As shipping became more congested, the prices climbed too.
Shipping companies incurred more costs to utilize those alternate methods to moving product - and they were also trying to reduce the sheer volume, so naturally prices climbed for shipping too! This impacted us on both the incoming raw material side as well as the outgoing finished product. What used to cost a few hundred dollars to ship now costs thousands! Unfortunately, all of the shipping companies are in the same situation, so shopping around for better rates really does not go far. Right now, it is whomever has an available truck/driver going the direction needed is pretty much able to name their price. As we head into the holiday shipping season, I expect the shipping situation to get worse. The sheer volume of shipments will keep the prices high - and keep the shipping lanes clogged for some time to come.
Clogged shipping lanes lead to more damages or issues during shipping.

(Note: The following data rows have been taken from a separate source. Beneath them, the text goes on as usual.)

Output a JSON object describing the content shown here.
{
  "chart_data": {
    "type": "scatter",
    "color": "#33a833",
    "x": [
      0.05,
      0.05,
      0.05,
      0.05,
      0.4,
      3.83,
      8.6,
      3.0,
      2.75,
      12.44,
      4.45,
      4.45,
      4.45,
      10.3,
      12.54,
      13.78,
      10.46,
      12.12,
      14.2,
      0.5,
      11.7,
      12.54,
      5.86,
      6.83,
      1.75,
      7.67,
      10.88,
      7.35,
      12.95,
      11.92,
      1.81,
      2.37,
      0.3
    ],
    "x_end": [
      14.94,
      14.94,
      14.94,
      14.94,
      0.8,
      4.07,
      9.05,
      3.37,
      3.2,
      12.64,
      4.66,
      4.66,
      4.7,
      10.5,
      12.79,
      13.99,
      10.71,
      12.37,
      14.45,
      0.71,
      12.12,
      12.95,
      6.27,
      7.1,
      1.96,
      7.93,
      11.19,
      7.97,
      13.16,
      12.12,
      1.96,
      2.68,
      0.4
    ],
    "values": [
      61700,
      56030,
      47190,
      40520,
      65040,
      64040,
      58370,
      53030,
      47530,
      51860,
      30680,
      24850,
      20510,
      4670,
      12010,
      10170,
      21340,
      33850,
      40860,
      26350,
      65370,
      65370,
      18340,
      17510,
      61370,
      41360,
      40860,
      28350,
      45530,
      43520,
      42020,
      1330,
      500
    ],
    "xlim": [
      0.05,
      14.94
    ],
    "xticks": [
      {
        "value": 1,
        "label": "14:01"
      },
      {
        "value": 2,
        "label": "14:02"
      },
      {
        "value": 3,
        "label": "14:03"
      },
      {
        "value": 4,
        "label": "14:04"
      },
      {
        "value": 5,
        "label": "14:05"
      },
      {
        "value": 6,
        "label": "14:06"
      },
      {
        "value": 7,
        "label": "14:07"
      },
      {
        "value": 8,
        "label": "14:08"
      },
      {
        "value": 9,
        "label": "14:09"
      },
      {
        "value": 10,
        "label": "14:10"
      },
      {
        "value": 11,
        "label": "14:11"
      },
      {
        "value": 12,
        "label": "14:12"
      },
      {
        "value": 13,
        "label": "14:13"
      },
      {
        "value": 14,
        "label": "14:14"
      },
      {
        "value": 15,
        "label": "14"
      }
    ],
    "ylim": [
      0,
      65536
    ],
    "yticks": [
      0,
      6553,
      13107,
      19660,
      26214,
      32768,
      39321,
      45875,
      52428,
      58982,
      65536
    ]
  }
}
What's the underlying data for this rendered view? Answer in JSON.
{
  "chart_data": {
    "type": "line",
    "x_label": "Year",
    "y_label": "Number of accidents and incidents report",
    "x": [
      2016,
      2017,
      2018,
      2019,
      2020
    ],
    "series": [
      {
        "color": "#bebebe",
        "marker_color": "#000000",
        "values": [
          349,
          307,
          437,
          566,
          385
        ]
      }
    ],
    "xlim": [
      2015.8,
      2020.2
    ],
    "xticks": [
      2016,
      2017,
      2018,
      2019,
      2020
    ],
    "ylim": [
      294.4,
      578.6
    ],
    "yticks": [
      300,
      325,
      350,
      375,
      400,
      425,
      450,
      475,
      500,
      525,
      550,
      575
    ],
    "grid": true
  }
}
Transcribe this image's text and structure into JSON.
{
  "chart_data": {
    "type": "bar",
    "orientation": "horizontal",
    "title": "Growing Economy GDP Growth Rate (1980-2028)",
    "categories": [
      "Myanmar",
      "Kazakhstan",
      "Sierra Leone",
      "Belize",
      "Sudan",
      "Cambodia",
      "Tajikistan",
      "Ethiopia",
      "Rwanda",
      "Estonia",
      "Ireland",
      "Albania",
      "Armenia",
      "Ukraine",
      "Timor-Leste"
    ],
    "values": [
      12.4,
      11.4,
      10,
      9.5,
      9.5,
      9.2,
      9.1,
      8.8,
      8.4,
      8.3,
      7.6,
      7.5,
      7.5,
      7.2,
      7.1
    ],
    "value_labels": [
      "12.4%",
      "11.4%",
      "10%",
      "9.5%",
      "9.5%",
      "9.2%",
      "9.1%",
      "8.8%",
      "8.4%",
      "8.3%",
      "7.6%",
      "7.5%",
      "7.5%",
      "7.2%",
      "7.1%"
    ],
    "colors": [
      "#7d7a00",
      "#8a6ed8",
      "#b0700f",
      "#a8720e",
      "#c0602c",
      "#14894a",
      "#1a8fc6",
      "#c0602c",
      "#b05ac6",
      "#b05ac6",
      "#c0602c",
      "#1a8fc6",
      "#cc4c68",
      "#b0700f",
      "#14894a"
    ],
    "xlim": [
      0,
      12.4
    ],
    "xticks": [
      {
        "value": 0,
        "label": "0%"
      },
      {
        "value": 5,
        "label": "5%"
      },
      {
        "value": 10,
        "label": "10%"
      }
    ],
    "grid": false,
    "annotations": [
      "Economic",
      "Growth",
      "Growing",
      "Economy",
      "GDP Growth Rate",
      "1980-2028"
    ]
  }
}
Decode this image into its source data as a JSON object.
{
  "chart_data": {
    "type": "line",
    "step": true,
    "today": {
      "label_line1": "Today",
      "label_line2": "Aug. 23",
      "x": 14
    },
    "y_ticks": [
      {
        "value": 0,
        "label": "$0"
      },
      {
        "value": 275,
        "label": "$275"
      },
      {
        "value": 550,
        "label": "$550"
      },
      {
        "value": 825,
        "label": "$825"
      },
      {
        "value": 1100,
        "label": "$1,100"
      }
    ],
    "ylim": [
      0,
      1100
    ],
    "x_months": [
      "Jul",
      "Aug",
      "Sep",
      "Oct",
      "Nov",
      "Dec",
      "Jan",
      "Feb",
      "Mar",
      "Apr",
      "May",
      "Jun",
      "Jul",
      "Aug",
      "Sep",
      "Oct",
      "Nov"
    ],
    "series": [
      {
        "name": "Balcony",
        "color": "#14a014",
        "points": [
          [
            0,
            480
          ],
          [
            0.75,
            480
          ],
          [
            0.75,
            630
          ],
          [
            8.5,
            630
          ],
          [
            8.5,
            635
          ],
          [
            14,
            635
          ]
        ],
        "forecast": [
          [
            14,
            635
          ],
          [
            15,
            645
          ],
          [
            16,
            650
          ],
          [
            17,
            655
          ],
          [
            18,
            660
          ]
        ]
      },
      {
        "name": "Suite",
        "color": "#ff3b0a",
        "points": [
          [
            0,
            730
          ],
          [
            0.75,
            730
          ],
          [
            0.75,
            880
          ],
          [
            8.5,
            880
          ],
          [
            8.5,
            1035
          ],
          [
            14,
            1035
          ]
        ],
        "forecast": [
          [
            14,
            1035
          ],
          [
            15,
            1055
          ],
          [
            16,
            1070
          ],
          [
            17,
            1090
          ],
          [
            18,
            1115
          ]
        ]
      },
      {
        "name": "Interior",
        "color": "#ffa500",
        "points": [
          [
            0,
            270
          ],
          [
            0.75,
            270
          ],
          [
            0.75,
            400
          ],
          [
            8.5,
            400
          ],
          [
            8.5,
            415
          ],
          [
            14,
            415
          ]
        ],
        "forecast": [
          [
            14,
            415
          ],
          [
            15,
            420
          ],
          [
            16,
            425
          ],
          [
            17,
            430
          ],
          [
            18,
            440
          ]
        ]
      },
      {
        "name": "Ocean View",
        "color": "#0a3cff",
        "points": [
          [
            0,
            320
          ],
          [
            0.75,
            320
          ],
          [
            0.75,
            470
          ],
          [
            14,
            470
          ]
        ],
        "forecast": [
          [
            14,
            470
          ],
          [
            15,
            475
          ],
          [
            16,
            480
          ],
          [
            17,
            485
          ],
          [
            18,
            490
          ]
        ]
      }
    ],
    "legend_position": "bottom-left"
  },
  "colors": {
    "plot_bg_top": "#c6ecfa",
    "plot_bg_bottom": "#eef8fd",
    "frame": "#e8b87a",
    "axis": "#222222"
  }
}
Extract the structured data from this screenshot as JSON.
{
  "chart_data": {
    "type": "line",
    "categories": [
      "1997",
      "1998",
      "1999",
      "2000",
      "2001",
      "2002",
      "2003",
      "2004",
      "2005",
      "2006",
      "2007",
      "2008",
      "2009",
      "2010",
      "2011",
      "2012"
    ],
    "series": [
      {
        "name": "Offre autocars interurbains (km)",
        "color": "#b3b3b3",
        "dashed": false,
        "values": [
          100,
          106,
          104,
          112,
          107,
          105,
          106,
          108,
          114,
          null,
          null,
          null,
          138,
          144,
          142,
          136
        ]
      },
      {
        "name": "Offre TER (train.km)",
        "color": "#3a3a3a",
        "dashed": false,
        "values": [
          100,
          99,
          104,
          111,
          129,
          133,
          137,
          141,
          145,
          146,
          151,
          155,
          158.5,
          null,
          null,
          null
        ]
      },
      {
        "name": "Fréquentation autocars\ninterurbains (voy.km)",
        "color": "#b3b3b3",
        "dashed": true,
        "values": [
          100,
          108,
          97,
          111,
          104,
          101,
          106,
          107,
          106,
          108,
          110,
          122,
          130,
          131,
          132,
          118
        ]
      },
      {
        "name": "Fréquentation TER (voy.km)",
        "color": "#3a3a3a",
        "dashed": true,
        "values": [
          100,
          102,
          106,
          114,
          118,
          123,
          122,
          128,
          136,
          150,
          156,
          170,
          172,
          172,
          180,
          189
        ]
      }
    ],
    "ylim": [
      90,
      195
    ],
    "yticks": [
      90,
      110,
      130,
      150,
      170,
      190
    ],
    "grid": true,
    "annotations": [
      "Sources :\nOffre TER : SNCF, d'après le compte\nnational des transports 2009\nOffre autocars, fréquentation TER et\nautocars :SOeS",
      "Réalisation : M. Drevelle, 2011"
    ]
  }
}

As more and more products get smashed together in an attempt to fit everything on the limited spaces within the trucks, the potential for damages increases. This affects both the incoming raw material as well as the outgoing finished product. Damages to the raw materials can lead to manufacturing delays and even longer lead-times for the finished product. Damages to the finished product means we have to repair or replace the product. replacing the product means more of the precious material is used up - causing more shortages! Additionally, the time it takes to repair or replace the project causes a slowdown in production for the next job. Stopping production to back up and re-build a portion of a project that was ordered months ago is a very stressful situation for everyone. The end customers is upset because he/she probably ordered their kennels months ago. We (the manufacturer) is upset because we have to stop production on the next project so that we have machines available to repair/replace the previous project. The shipper is upset because they have to haul the project again - further crowding the overloaded trucks. The reputable shipping companies will haul this re-work for free if the damage is done while the project is in their custody (during shipping) - so they are effectively handling the project twice for the same price.
So when do things get better for the supply chain?
I really do not know the answer... it will probably take many months if not years to get all the kinks worked out. Due to the fact that there are so many moving parts and so many different reasons for the problems, I do not think it will be an easy fix.
There are some steps you can take to increase your chances of getting your order on-time:
Lead-times can be affected by multiple factors, so giving us as much time as possible to get your project complete increases the chances we can get it to you before you need it.
We have a lot of flexibility on the kennel design - but some custom features take longer to manufacture. Things like custom height on the kennels - or custom-sized pieces of glass tend to slow down the manufacturing process. We are happy to discuss with you specific questions you might have about customizing your project.
Again, I'm not sure why - but we are seeing an increase in the number of people going out of town around the time when their project ships. It causes delays with the shipping and derails the projects we are attempting to get to afterwards. This not only messes up the shipping company - but can roll back to us (the manufacturer) as we sort out what to do with the shipment until you return.